1952年
原子力潜水艦ノーチラス(SSN-571)起工
ノーチラスは、世界初の原子力潜水艦です。ノーチラスの名はオウムガイのこと。ロバート・フルトンが設計した世界最初の実用型潜水艦の名前に採用され、ジュール・ベルヌの小説『海底2万里』に登場する潜水艦の名前にもなったことを受け継いでいます。
原子力の技術的実証も含めた実験艦で、同型艦のない1隻だけの船です。加圧水型原子炉を搭載しました。ノーチラスが失敗した時を考慮して溶融金属冷却原子炉を搭載したシーウルフ(SSN-575)も1953年9月7日に起工されています。
原子力という新技術実験艦といっても、艦の形状は旧式の潜水艦と同じで、現在の涙滴型とは異なります。
内燃機関の通常動力型潜水艦は、発電した電力を蓄電池に貯めて潜航するため、長期に潜航出来ず、発電用燃料と酸素の補給が必要なことから、短期間で浮上します。

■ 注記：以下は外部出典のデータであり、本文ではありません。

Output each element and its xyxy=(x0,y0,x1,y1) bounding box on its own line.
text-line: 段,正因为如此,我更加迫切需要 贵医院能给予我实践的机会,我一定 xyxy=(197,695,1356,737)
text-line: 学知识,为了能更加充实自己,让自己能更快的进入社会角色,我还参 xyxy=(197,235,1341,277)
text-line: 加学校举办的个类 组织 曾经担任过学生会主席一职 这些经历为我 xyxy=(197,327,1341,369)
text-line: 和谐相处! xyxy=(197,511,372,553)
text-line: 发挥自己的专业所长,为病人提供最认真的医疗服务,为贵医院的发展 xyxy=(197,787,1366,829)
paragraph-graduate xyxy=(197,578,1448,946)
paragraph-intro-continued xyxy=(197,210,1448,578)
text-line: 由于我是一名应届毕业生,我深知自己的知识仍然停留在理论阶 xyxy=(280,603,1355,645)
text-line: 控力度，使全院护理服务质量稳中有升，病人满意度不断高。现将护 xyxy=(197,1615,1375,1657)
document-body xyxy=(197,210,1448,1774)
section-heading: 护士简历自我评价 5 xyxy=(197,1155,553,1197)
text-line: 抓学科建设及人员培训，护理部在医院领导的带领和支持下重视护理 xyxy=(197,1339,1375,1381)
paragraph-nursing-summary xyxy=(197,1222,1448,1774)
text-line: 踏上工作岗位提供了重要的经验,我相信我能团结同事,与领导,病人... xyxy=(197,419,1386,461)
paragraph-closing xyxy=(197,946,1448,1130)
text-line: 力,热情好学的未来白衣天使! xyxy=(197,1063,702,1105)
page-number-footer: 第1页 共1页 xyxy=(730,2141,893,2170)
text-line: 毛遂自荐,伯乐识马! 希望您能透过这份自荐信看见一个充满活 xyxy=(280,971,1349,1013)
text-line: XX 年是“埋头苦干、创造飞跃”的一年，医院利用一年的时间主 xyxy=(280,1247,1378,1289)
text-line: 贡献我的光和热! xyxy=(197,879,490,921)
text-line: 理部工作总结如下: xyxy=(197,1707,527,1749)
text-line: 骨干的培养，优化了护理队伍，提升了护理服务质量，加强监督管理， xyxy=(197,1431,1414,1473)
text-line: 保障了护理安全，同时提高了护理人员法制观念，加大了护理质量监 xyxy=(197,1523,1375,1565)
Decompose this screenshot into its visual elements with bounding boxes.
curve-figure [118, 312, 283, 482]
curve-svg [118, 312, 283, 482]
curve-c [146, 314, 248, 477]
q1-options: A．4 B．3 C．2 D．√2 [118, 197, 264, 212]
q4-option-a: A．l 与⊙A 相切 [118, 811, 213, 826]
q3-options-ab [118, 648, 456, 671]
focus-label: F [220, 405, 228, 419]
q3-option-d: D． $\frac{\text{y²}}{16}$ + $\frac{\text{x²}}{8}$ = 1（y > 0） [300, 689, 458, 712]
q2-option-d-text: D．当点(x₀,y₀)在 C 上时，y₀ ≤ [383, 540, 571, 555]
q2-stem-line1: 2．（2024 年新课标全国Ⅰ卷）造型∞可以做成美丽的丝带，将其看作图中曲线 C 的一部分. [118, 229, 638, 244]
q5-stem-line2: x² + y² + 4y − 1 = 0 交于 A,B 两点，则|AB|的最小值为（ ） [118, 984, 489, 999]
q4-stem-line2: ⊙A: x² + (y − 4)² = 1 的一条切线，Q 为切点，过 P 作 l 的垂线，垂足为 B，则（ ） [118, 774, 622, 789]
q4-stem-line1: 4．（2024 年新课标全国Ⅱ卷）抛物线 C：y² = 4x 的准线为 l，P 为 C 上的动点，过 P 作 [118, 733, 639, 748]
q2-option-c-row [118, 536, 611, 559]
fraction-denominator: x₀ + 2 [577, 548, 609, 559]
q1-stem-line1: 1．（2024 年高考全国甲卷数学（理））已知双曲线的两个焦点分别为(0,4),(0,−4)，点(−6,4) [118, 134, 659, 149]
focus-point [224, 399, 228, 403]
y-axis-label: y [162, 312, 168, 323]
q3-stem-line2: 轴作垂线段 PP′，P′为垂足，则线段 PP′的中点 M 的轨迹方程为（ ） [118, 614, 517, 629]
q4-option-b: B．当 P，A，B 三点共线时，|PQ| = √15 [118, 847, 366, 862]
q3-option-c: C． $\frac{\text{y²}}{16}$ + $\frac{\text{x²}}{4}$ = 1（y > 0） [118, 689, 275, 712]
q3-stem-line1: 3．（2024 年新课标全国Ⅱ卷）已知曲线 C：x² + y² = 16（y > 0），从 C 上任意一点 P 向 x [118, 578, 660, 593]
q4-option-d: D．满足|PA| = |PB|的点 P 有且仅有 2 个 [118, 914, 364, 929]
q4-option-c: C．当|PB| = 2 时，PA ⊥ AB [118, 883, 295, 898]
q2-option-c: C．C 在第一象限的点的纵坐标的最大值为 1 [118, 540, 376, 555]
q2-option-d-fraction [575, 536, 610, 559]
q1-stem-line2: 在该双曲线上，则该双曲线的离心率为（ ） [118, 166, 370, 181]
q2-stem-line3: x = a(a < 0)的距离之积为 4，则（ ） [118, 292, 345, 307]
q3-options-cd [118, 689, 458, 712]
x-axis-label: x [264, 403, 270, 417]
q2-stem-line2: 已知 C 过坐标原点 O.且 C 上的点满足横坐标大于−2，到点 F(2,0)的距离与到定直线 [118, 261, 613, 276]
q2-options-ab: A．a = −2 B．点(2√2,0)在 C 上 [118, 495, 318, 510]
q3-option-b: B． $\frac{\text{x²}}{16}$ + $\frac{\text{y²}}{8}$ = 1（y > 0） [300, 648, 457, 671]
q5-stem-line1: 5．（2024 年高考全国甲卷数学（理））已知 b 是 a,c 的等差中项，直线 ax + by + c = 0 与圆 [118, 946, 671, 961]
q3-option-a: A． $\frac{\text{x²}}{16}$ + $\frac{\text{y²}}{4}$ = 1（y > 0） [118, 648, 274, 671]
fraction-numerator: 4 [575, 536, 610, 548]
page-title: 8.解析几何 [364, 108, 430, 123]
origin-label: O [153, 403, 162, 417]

いわば「潜水できる水上艦」です。
一方、原子力では燃料交換が数年単位で、発電も出来るため、長時間潜航していられます(酸素は発電による水の電気分解で得られる)。つまり真の「潜水艦」をテストするのがノーチラスの最大の目的でした。
もっとも、狭い潜水艦で長期に潜航しているのは、乗員の精神上良くないし、食料は補給せざるをえないので、潜航は長くても2ヶ月程度です。
1955年1月17日ノーチラスの原子力航行は成功し、1958年8月3日には浮上せずに北極点を通過しています。
1980年3月30日に退役し、現在は博物館にあります。
一方、シーウルフは事故が相次ぎ、加圧水型炉に交換して就役しますが、1987年3月30日に退役後、原子力艦再利用プログラムで解体され、ノーチラスの影に消えた潜水艦となりました。